Einer läuft "nur noch mal eben schnell" etwas suchen, zwei andere unterhalten sich darüber wer wen zuerst heilt, ein anderer fängt plötzlich an zu schießen ohne es anzukündigen, weil er "ja nur mal eben diesen Zombie umbringen musste". Und drei andere halten sich beim "loot-run" kurzzeitig für Gegner und richten bereits die Waffen aufeinander, nur um dann festzustellen, dass man nicht verfolgt hat, wohin die anderen gegangen sind.
Micromanagement deluxe, zig mal ist unser Team wegen solcher Aktionen in der Modifikation umgekommen. Der Höhepunkt war erreicht, als wir mit 7 Spieler plötzlich jnd. in unserer Umgebung hatten und alle dachten es wäre einer von uns - bis einer aus der Gruppe nachzählte.

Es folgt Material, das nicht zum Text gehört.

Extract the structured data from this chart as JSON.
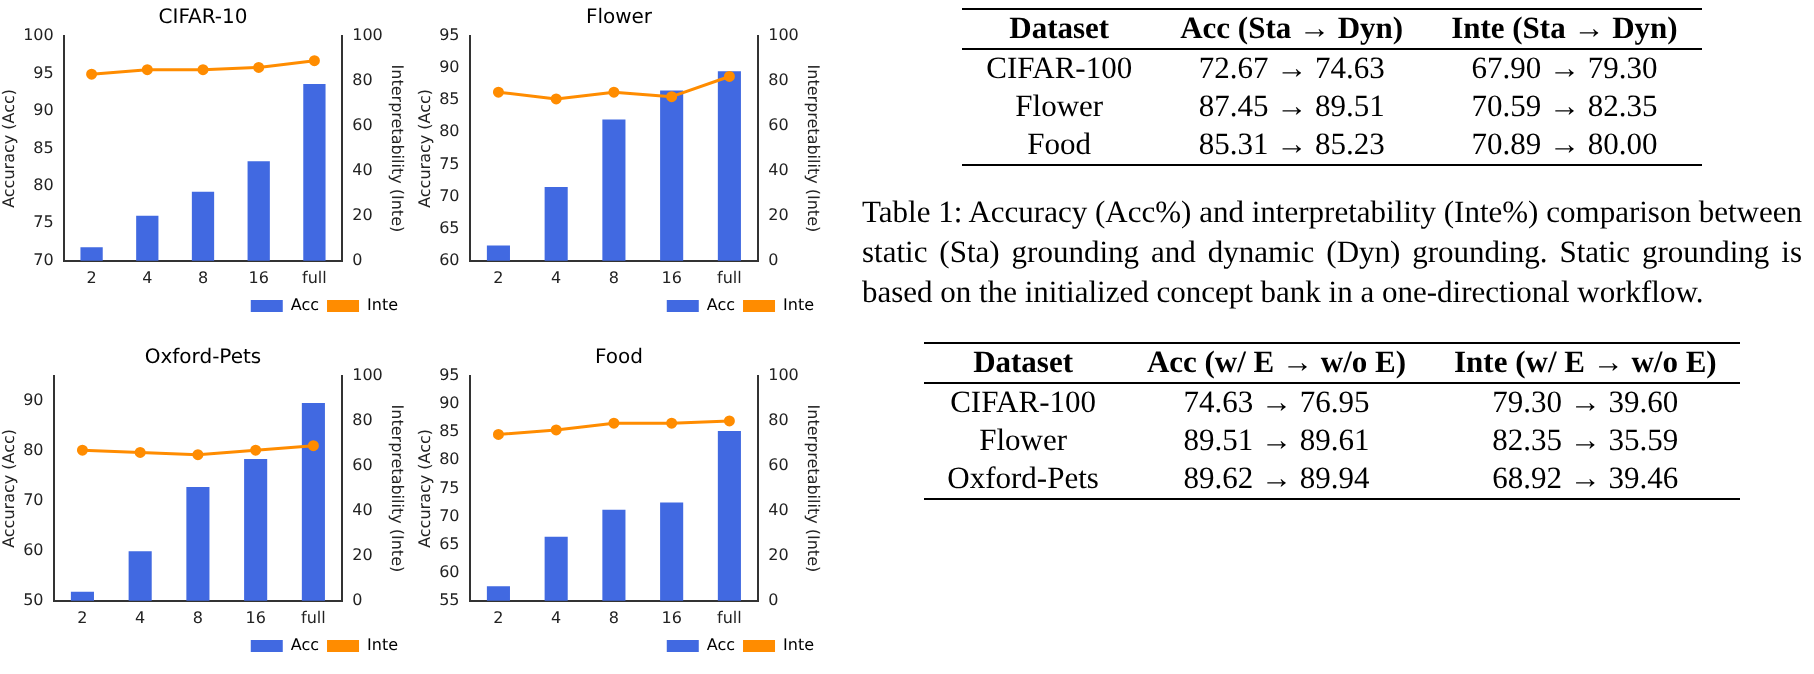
{
  "chart_data": [
    {
      "type": "bar",
      "title": "CIFAR-10",
      "categories": [
        "2",
        "4",
        "8",
        "16",
        "full"
      ],
      "ylabel": "Accuracy (Acc)",
      "y2label": "Interpretability (Inte)",
      "ylim": [
        70,
        100
      ],
      "yticks": [
        70,
        75,
        80,
        85,
        90,
        95,
        100
      ],
      "y2lim": [
        0,
        100
      ],
      "y2ticks": [
        0,
        20,
        40,
        60,
        80,
        100
      ],
      "legend": "bottom right",
      "marker": "circle",
      "series": [
        {
          "name": "Acc",
          "color": "#4169e1",
          "values": [
            71.8,
            76.0,
            79.2,
            83.3,
            93.6
          ]
        },
        {
          "name": "Inte",
          "type": "line",
          "axis": "y2",
          "color": "#ff8c00",
          "values": [
            83,
            85,
            85,
            86,
            89
          ]
        }
      ]
    },
    {
      "type": "bar",
      "title": "Flower",
      "categories": [
        "2",
        "4",
        "8",
        "16",
        "full"
      ],
      "ylabel": "Accuracy (Acc)",
      "y2label": "Interpretability (Inte)",
      "ylim": [
        60,
        95
      ],
      "yticks": [
        60,
        65,
        70,
        75,
        80,
        85,
        90,
        95
      ],
      "y2lim": [
        0,
        100
      ],
      "y2ticks": [
        0,
        20,
        40,
        60,
        80,
        100
      ],
      "legend": "bottom right",
      "marker": "circle",
      "series": [
        {
          "name": "Acc",
          "color": "#4169e1",
          "values": [
            62.4,
            71.5,
            82.0,
            86.5,
            89.5
          ]
        },
        {
          "name": "Inte",
          "type": "line",
          "axis": "y2",
          "color": "#ff8c00",
          "values": [
            75,
            72,
            75,
            73,
            82
          ]
        }
      ]
    },
    {
      "type": "bar",
      "title": "Oxford-Pets",
      "categories": [
        "2",
        "4",
        "8",
        "16",
        "full"
      ],
      "ylabel": "Accuracy (Acc)",
      "y2label": "Interpretability (Inte)",
      "ylim": [
        50,
        95
      ],
      "yticks": [
        50,
        60,
        70,
        80,
        90
      ],
      "y2lim": [
        0,
        100
      ],
      "y2ticks": [
        0,
        20,
        40,
        60,
        80,
        100
      ],
      "legend": "bottom right",
      "marker": "circle",
      "series": [
        {
          "name": "Acc",
          "color": "#4169e1",
          "values": [
            51.8,
            59.9,
            72.8,
            78.4,
            89.6
          ]
        },
        {
          "name": "Inte",
          "type": "line",
          "axis": "y2",
          "color": "#ff8c00",
          "values": [
            67,
            66,
            65,
            67,
            69
          ]
        }
      ]
    },
    {
      "type": "bar",
      "title": "Food",
      "categories": [
        "2",
        "4",
        "8",
        "16",
        "full"
      ],
      "ylabel": "Accuracy (Acc)",
      "y2label": "Interpretability (Inte)",
      "ylim": [
        55,
        95
      ],
      "yticks": [
        55,
        60,
        65,
        70,
        75,
        80,
        85,
        90,
        95
      ],
      "y2lim": [
        0,
        100
      ],
      "y2ticks": [
        0,
        20,
        40,
        60,
        80,
        100
      ],
      "legend": "bottom right",
      "marker": "circle",
      "series": [
        {
          "name": "Acc",
          "color": "#4169e1",
          "values": [
            57.6,
            66.4,
            71.2,
            72.5,
            85.2
          ]
        },
        {
          "name": "Inte",
          "type": "line",
          "axis": "y2",
          "color": "#ff8c00",
          "values": [
            74,
            76,
            79,
            79,
            80
          ]
        }
      ]
    },
    {
      "type": "other",
      "annotations": [
        "Dataset",
        "Acc (Sta → Dyn)",
        "Inte (Sta → Dyn)",
        "CIFAR-100",
        "72.67 → 74.63",
        "67.90 → 79.30",
        "Flower",
        "87.45 → 89.51",
        "70.59 → 82.35",
        "Food",
        "85.31 → 85.23",
        "70.89 → 80.00"
      ]
    },
    {
      "type": "other",
      "annotations": [
        "Table 1: Accuracy (Acc%) and interpretability (Inte%) comparison between static (Sta) grounding and dynamic (Dyn) grounding. Static grounding is based on the initialized concept bank in a one-directional workflow."
      ]
    },
    {
      "type": "other",
      "annotations": [
        "Dataset",
        "Acc (w/ E → w/o E)",
        "Inte (w/ E → w/o E)",
        "CIFAR-100",
        "74.63 → 76.95",
        "79.30 → 39.60",
        "Flower",
        "89.51 → 89.61",
        "82.35 → 35.59",
        "Oxford-Pets",
        "89.62 → 89.94",
        "68.92 → 39.46"
      ]
    }
  ]
}
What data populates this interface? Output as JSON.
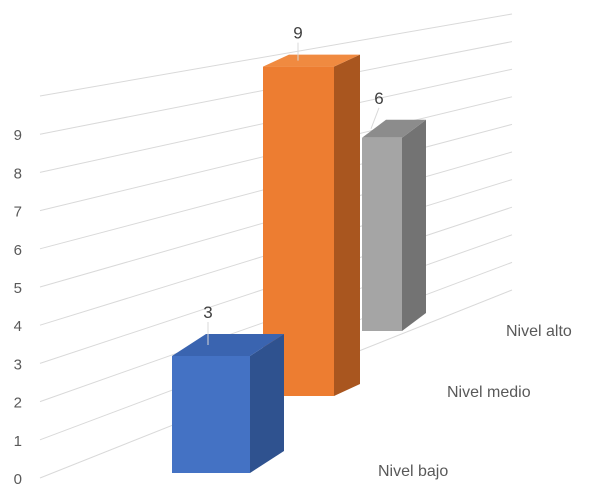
{
  "chart_data": {
    "type": "bar",
    "style": "3d-column",
    "categories": [
      "Nivel bajo",
      "Nivel medio",
      "Nivel alto"
    ],
    "values": [
      3,
      9,
      6
    ],
    "y_ticks": [
      "0",
      "1",
      "2",
      "3",
      "4",
      "5",
      "6",
      "7",
      "8",
      "9"
    ],
    "ylim": [
      0,
      10
    ],
    "grid": true,
    "legend": "none",
    "colors": {
      "Nivel bajo": {
        "front": "#4472c4",
        "side": "#2f528f",
        "top": "#3a64b0"
      },
      "Nivel medio": {
        "front": "#ed7d31",
        "side": "#a9561f",
        "top": "#f08a40"
      },
      "Nivel alto": {
        "front": "#a5a5a5",
        "side": "#737373",
        "top": "#8c8c8c"
      }
    }
  }
}
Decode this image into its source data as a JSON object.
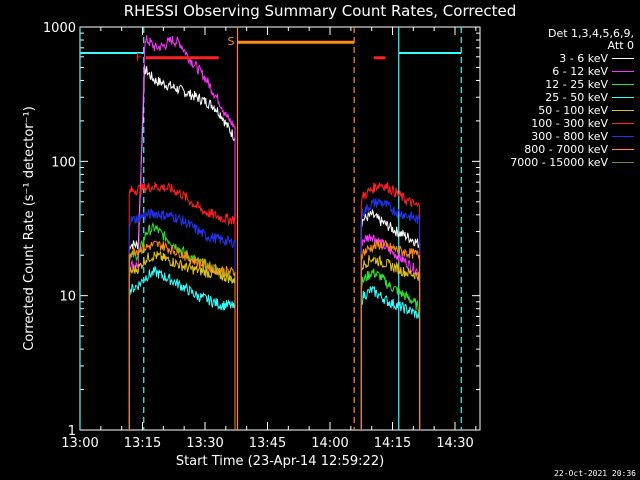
{
  "chart_data": {
    "type": "line",
    "title": "RHESSI Observing Summary Count Rates, Corrected",
    "xlabel": "Start Time (23-Apr-14 12:59:22)",
    "ylabel": "Corrected Count Rate (s⁻¹ detector⁻¹)",
    "y_scale": "log",
    "ylim": [
      1,
      1000
    ],
    "xlim_minutes_after_1300": [
      0,
      96
    ],
    "x_ticks": [
      "13:00",
      "13:15",
      "13:30",
      "13:45",
      "14:00",
      "14:15",
      "14:30"
    ],
    "y_ticks": [
      "1",
      "10",
      "100",
      "1000"
    ],
    "legend_header": [
      "Det 1,3,4,5,6,9,",
      "Att 0"
    ],
    "series": [
      {
        "name": "3 - 6 keV",
        "color": "#ffffff",
        "segments": [
          {
            "x": [
              11.8,
              12,
              14,
              15.5,
              16,
              17,
              18,
              20,
              22,
              24,
              26,
              28,
              30,
              32,
              34,
              35,
              36,
              37.2
            ],
            "y": [
              22,
              24,
              24,
              480,
              470,
              430,
              400,
              380,
              360,
              340,
              320,
              300,
              280,
              260,
              220,
              190,
              170,
              150
            ]
          },
          {
            "x": [
              67.5,
              68,
              70,
              72,
              74,
              76,
              78,
              80,
              81.5
            ],
            "y": [
              35,
              37,
              40,
              36,
              33,
              30,
              28,
              26,
              24
            ]
          }
        ]
      },
      {
        "name": "6 - 12 keV",
        "color": "#ff33ff",
        "segments": [
          {
            "x": [
              11.8,
              12,
              14,
              15.5,
              16,
              17,
              18,
              20,
              22,
              24,
              26,
              28,
              30,
              32,
              34,
              35,
              36,
              37.2
            ],
            "y": [
              15,
              17,
              17,
              720,
              800,
              760,
              700,
              720,
              800,
              760,
              600,
              500,
              420,
              330,
              260,
              220,
              200,
              180
            ]
          },
          {
            "x": [
              67.5,
              68,
              70,
              72,
              74,
              76,
              78,
              80,
              81.5
            ],
            "y": [
              24,
              26,
              28,
              25,
              22,
              20,
              18,
              16,
              15
            ]
          }
        ]
      },
      {
        "name": "12 - 25 keV",
        "color": "#33dd33",
        "segments": [
          {
            "x": [
              11.8,
              12,
              14,
              16,
              18,
              20,
              22,
              24,
              26,
              28,
              30,
              32,
              34,
              36,
              37.2
            ],
            "y": [
              18,
              20,
              20,
              30,
              32,
              28,
              25,
              22,
              20,
              18,
              17,
              16,
              15,
              14,
              13
            ]
          },
          {
            "x": [
              67.5,
              68,
              70,
              72,
              74,
              76,
              78,
              80,
              81.5
            ],
            "y": [
              12,
              13,
              15,
              14,
              12,
              11,
              10,
              9,
              8
            ]
          }
        ]
      },
      {
        "name": "25 - 50 keV",
        "color": "#33ffff",
        "segments": [
          {
            "x": [
              11.8,
              12,
              14,
              16,
              18,
              20,
              22,
              24,
              26,
              28,
              30,
              32,
              34,
              36,
              37.2
            ],
            "y": [
              10,
              11,
              12,
              14,
              15,
              14,
              13,
              12,
              11,
              10,
              9.5,
              9,
              8.5,
              8.5,
              8
            ]
          },
          {
            "x": [
              67.5,
              68,
              70,
              72,
              74,
              76,
              78,
              80,
              81.5
            ],
            "y": [
              9,
              10,
              11,
              10,
              9,
              8.5,
              8,
              7.5,
              7
            ]
          }
        ]
      },
      {
        "name": "50 - 100 keV",
        "color": "#e0c020",
        "segments": [
          {
            "x": [
              11.8,
              12,
              14,
              16,
              18,
              20,
              22,
              24,
              26,
              28,
              30,
              32,
              34,
              36,
              37.2
            ],
            "y": [
              14,
              15,
              16,
              19,
              20,
              19,
              18,
              17,
              16,
              15.5,
              15,
              14.5,
              14,
              13.5,
              13
            ]
          },
          {
            "x": [
              67.5,
              68,
              70,
              72,
              74,
              76,
              78,
              80,
              81.5
            ],
            "y": [
              16,
              17,
              19,
              18,
              17,
              16,
              15,
              14.5,
              14
            ]
          }
        ]
      },
      {
        "name": "100 - 300 keV",
        "color": "#ff2020",
        "segments": [
          {
            "x": [
              11.8,
              12,
              14,
              16,
              18,
              20,
              22,
              24,
              26,
              28,
              30,
              32,
              34,
              36,
              37.2
            ],
            "y": [
              55,
              60,
              62,
              64,
              65,
              64,
              62,
              58,
              52,
              46,
              42,
              40,
              38,
              37,
              37
            ]
          },
          {
            "x": [
              67.5,
              68,
              70,
              72,
              74,
              76,
              78,
              80,
              81.5
            ],
            "y": [
              50,
              55,
              62,
              68,
              64,
              58,
              52,
              48,
              46
            ]
          }
        ]
      },
      {
        "name": "300 - 800 keV",
        "color": "#2233ee",
        "segments": [
          {
            "x": [
              11.8,
              12,
              14,
              16,
              18,
              20,
              22,
              24,
              26,
              28,
              30,
              32,
              34,
              36,
              37.2
            ],
            "y": [
              34,
              36,
              38,
              40,
              41,
              40,
              39,
              37,
              34,
              31,
              28,
              27,
              26,
              25,
              25
            ]
          },
          {
            "x": [
              67.5,
              68,
              70,
              72,
              74,
              76,
              78,
              80,
              81.5
            ],
            "y": [
              38,
              42,
              48,
              50,
              46,
              42,
              40,
              38,
              36
            ]
          }
        ]
      },
      {
        "name": "800 - 7000 keV",
        "color": "#ff8c1a",
        "segments": [
          {
            "x": [
              11.8,
              12,
              14,
              16,
              18,
              20,
              22,
              24,
              26,
              28,
              30,
              32,
              34,
              36,
              37.2
            ],
            "y": [
              20,
              21,
              22,
              23,
              24,
              23.5,
              22,
              21,
              19,
              18,
              17,
              16,
              15.5,
              15,
              15
            ]
          },
          {
            "x": [
              67.5,
              68,
              70,
              72,
              74,
              76,
              78,
              80,
              81.5
            ],
            "y": [
              20,
              21,
              23,
              24,
              23,
              22,
              21,
              20.5,
              20
            ]
          }
        ]
      },
      {
        "name": "7000 - 15000 keV",
        "color": "#6b8e23",
        "segments": []
      }
    ],
    "annotations": [
      {
        "label": "F",
        "color": "#ff2020",
        "bar": [
          15.8,
          33.3
        ],
        "y": 590
      },
      {
        "label": "S",
        "color": "#ff8c1a",
        "bar": [
          37.8,
          65.8
        ],
        "y": 770
      },
      {
        "label": "",
        "color": "#ff2020",
        "bar": [
          70.5,
          73.3
        ],
        "y": 590
      }
    ],
    "cyan_level_segments": [
      [
        0,
        15.3
      ],
      [
        76.5,
        91.5
      ]
    ],
    "cyan_level_y": 640,
    "vlines": [
      {
        "x": 0.0,
        "color": "#33ffff",
        "style": "solid"
      },
      {
        "x": 15.3,
        "color": "#33ffff",
        "style": "dashed"
      },
      {
        "x": 37.8,
        "color": "#ff8c1a",
        "style": "solid"
      },
      {
        "x": 65.8,
        "color": "#ff8c1a",
        "style": "dashed"
      },
      {
        "x": 76.5,
        "color": "#33ffff",
        "style": "solid"
      },
      {
        "x": 91.5,
        "color": "#33ffff",
        "style": "dashed"
      }
    ],
    "date_stamp": "22-Oct-2021 20:36"
  }
}
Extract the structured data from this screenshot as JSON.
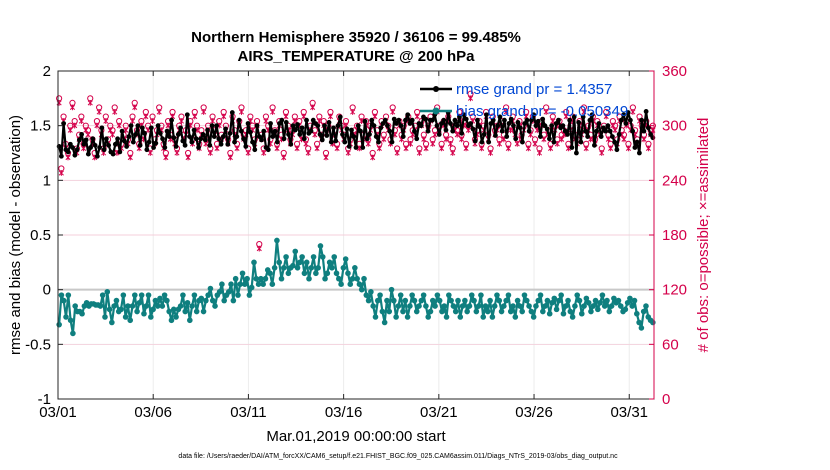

Erst gestern haben ein Kollege und ich beim Airfield 2 von 3 Leuten aus einer Gruppe problemlos auslöschen können. Denn fällt ein Schuss, setzt die Massenpanik ein - ein wildes Durcheinander (vermutlich auch im TS3) und natürlich hat keiner aus dem Team freiwillig abgesichert, geschweige denn die Umgebung im Blick gehabt - man verlässt sich in der Gruppe einfach auf das Talent der anderen. Meist mit tödlichem Ausgang!
Man kennt das ja - nur noch wenige Meter trennen einen vom military loot, die Augen groß wie Gollum. Wer denkt da noch an absichern oder seine mates?
Getoppt werden solche Geschichten nur noch durch Spieler, die Items austauschen und deshalb 10 Minuten wie die Pinguine dicht an dicht beisammen hocken - da braucht es nicht mehr als eine Salve aus der M4, um die Pinguintruppe zeitgleich an die Küste zu befördern.
Ich spiele mittlerweile größtenteils in kleinen Teams, da einfach mehr Übersicht herrscht. Man kann sich besser absprechen, weiß meistens exakt wo der Mitspieler sich aufhält und kann so schneller Gegner einkreisen oder Backup beim looten geben.